Credit where it’s due: this text came from Henry Leech of Eynsham. Alfred Williams noted it from him some time between 1914 and 1916. So far as can be told from Williams’ book Folk-Songs of the Upper Thames (1923, 150-1) the chorus here doesn’t belong to this version but to another, the Southrop Poaching Song, which Williams got from William King of Castle Eaton. No tunes were noted for either. Roy Palmer published Eynsham in his Room for Company (1971) set to a tune that R.C. Puddyfoot got from George Paradine; it belonged to The Buckingham Poacher. Dave and Toni Arthur were responsible for the collation. The revived Eynsham Morris dance Poachers to a close variant of the tune; whether it’s authentically traditional there or whether they got it from the Arthurs, or from Palmer’s book, I wouldn’t know.

Staverton Bridge sang the Eynsham Poaching Song in 1975 on their eponymous Saydisc album Staverton Bridge.

Canterbury Fair sang The Eynsham Poaching Song on their eponymous 1977 album Canterbury Fair. They noted:

During the last few years, hoe of the great joys for anyone interested in the folk songs of Britain has been the publication of a number of books on the subject by Roy Palmer. It was in his book Room for Company (Cambridge University Press, 1971) that we found this superb poaching song. So many of the poaching songs have sombre and tragic themes, but in this one the ‘villains’ get away with it, and good luck to ’em.

Fairport Convention sang The Eynsham Poacher on their 1977 album The Bonny Bunch of Roses. This track was also included on their 1998 anthology Fiddlestix: The Best of Fairport 1972-1984. A live recording from Cropredy 1982 was released in 1996 on their Musikfolk video Forever Young. A live recording from Cropredy 1983 was included in the following year on their Woodworm cassette The Boot.

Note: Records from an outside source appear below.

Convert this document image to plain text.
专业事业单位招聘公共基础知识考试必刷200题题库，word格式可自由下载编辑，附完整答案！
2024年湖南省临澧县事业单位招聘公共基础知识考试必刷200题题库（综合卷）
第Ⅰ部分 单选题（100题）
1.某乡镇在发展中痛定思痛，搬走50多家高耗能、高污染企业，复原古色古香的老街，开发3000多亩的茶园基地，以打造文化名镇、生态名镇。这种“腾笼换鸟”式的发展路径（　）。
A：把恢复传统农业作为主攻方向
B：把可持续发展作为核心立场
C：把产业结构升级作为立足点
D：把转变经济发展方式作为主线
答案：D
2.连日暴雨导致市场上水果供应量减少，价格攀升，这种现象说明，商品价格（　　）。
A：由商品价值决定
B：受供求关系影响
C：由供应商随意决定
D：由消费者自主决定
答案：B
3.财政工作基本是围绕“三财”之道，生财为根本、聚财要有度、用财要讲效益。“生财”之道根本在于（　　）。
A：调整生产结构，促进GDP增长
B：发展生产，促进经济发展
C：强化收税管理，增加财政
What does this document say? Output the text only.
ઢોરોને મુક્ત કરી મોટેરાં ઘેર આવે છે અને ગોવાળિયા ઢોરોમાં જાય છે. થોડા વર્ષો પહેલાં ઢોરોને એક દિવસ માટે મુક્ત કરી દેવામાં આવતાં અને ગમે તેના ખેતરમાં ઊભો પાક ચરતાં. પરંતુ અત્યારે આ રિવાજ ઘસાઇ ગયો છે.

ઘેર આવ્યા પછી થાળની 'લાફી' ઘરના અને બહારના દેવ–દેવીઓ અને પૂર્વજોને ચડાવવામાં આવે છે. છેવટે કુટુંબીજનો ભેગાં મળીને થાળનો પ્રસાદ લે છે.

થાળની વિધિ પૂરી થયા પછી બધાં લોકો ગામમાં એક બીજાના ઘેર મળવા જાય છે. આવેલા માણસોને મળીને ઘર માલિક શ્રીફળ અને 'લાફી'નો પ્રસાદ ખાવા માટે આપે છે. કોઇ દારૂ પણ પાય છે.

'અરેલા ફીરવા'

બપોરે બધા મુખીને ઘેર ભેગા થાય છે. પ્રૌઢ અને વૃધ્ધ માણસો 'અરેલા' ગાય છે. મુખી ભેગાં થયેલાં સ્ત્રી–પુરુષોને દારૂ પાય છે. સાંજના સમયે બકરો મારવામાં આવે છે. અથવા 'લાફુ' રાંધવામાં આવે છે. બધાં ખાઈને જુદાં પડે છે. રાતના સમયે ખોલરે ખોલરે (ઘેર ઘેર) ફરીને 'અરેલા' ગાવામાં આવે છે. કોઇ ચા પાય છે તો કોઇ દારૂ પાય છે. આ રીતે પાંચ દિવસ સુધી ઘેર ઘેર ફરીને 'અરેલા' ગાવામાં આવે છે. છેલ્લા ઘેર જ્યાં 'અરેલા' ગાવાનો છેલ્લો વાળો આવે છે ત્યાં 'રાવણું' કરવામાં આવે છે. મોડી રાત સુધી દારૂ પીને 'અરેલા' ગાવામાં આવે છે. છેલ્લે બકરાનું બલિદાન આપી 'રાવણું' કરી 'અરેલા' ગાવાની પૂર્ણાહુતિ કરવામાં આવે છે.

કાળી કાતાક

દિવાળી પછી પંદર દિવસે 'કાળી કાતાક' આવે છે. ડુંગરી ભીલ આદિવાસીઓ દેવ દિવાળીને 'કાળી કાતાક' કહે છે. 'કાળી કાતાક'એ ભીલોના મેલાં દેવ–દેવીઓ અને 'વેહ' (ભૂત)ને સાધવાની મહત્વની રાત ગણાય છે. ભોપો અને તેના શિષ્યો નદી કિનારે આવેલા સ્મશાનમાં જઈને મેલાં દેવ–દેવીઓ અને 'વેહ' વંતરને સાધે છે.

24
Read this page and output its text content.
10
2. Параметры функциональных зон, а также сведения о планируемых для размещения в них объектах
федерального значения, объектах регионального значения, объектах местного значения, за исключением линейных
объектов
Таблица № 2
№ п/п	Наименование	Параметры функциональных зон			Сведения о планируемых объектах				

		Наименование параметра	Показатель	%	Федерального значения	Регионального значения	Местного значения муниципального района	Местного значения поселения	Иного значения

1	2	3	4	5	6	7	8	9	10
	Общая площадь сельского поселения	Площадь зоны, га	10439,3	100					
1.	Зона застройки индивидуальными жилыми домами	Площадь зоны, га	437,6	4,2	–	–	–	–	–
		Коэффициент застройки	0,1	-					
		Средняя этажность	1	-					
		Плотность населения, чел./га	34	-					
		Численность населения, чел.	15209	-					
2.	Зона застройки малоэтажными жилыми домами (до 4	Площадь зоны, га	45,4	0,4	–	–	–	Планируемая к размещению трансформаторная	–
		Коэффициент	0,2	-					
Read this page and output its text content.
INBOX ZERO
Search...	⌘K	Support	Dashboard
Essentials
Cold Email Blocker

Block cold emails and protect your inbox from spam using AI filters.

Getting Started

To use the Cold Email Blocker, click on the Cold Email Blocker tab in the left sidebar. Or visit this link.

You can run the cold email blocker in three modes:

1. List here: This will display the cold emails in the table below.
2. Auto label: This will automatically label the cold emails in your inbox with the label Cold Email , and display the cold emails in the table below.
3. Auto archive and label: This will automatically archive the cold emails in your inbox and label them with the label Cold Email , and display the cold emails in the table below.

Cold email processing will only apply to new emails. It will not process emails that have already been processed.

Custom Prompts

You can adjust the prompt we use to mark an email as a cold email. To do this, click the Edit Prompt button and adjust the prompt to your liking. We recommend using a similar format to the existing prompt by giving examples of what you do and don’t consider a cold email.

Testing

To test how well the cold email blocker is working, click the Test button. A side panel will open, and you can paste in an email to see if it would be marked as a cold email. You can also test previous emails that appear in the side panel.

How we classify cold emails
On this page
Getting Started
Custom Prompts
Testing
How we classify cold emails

Magpie Lane sang the Eynsham Poaching Song in 1993 on their Beautiful Jo album of songs and tunes from Oxfordshire, The Oxford Ramble.

Lyrics

Canterbury Fair sing The Eynsham Poaching Song

Three Eynsham chaps went out one day,
To Lord Abingdon’s manor they made their way;
They took their dogs to catch some game
And soon to Wytham Woods they came.

Chorus (after each verse):
Laddie i-o, laddie i-o, fol-de-rol over a laddie i-o

We had not long been beating there
Before our spaniel put up a hare;
Up she jumped, away she ran,
At the very same time a pheasant sprang.

We had not beat the woods all through
When Barrett, the keeper, he came in view;
And when we saw the old bugger look
We made our way to Cassington Brook.

When we got there ’twas full to the brim
And you’d have laughed to see us swim,
Ten feet of water, if not more;
When we got out our dogs came o’er.

Over hedges, ditches, gates and rails,
Our dogs followed after behind our heels;
And you can all say what you will
We’ll have our hares and pheasants still.